Yes, AFAICS those NSAutoReleasePools in ui/cocoa.m can safely be removed, as 
they were apparently just fighting the symptoms of having called cocoa APIs 
from non-main thread(s) in the past, which is not allowed.

There is actually a "main thread checker" for that. In Xcode it's just a 
checkbox away, but I don't see a corresponding clang parameter. Maybe it's in 
a separate toolchain by Apple.

However I don't think the NSAutoReleasePools were the cause of the memory leak 
you saw.

> Enabling ARC is a long-term
> solution and would allow clang to analyze object management code and
> answer such a question semi-automatically.
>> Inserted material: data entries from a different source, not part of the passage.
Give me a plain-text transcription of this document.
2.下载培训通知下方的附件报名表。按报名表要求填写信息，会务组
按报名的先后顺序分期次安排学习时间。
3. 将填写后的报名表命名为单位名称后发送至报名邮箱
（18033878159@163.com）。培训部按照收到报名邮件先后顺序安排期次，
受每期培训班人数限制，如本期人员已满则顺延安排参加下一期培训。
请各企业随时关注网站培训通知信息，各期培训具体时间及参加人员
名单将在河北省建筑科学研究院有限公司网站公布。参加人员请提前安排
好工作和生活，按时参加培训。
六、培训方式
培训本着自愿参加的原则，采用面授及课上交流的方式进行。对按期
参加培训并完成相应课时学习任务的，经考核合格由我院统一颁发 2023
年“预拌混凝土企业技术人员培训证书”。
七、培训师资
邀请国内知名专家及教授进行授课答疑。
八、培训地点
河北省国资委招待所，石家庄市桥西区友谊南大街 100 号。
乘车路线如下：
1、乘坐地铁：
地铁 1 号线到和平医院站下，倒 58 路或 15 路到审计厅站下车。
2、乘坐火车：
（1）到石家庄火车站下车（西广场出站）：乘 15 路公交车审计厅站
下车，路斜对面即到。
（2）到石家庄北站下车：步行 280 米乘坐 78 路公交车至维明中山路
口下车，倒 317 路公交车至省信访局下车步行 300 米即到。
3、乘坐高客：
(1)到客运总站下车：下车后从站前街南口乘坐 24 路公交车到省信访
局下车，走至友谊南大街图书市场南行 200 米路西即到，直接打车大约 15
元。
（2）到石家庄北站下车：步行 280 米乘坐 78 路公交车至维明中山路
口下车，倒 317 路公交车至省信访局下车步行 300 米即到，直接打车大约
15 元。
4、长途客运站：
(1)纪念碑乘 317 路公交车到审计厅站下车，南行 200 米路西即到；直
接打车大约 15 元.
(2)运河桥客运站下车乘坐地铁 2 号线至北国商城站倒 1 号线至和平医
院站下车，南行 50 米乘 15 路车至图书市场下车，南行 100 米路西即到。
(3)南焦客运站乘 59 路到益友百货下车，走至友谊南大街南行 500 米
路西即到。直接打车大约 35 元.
Yeah, that's not trivial and would be a long way. Personally I would say, for 
new targets, sure use ARC. But for already existing, large projects like QEMU, 
I would not switch to ARC. Because it is not just refactoring, you have to 
understand each component and make proper decisions for references (weak, 
strong, copy, bridge transfers, adjust blocks, ... ) and avoid cyclic 
references, otherwise you just replace existing issues with new ones, 
including new leaks.

> Regards,
> Akihiko Odaki
> 
> > On the subject of cocoa.m, while we have various macOS-interested
> > people in this thread, can I ask if anybody would like to
> > review a couple of patches that came in at the beginning of the
> > year?
> > 
> > 20220102174153.70043-1-carwynellis@gmail.com/">https://patchew.org/QEMU/20220102174153.70043-1-carwynellis@gmail.com/
> > ("ui/cocoa: Add option to disable left command and hide cursor on click")
> > and
> > 20220103114515.24020-1-carwynellis@gmail.com/">https://patchew.org/QEMU/20220103114515.24020-1-carwynellis@gmail.com/
> > ("Show/hide the menu bar in fullscreen on mouse")

I didn't spot anything negative, but I can't test those patches ATM.
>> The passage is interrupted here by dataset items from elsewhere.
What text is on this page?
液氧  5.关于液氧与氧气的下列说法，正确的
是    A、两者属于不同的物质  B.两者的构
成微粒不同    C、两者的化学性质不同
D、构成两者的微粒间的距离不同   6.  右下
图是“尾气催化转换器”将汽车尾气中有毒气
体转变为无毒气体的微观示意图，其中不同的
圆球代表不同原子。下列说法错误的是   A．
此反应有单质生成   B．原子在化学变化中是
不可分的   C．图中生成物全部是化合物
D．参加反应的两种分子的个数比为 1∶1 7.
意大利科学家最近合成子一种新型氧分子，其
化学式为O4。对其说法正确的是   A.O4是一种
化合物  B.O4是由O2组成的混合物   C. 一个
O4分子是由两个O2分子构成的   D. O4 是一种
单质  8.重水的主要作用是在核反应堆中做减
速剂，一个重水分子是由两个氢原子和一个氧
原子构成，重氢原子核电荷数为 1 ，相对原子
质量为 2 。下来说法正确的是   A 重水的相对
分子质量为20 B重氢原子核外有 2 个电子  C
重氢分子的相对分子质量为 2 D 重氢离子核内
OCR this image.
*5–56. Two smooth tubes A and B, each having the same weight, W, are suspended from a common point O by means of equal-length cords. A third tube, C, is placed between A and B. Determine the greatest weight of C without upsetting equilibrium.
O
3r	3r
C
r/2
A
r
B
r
> > either from the point of view of "is this a sensible change to
> > the macOS UI experience" or for the actual code changes, or both.
> > 
> > We've been very short on upstream macOS code reviewers so if people
> > interested in that host platform are able to chip in by
> > reviewing each others' code that helps a lot.

Which reminds me of the automated Xcode project discussion for QEMU. I still 
think if there was a simple way to work on QEMU with Xcode there were plenty 
of macOS reviewers and contributors, and I think it can be done with Meson.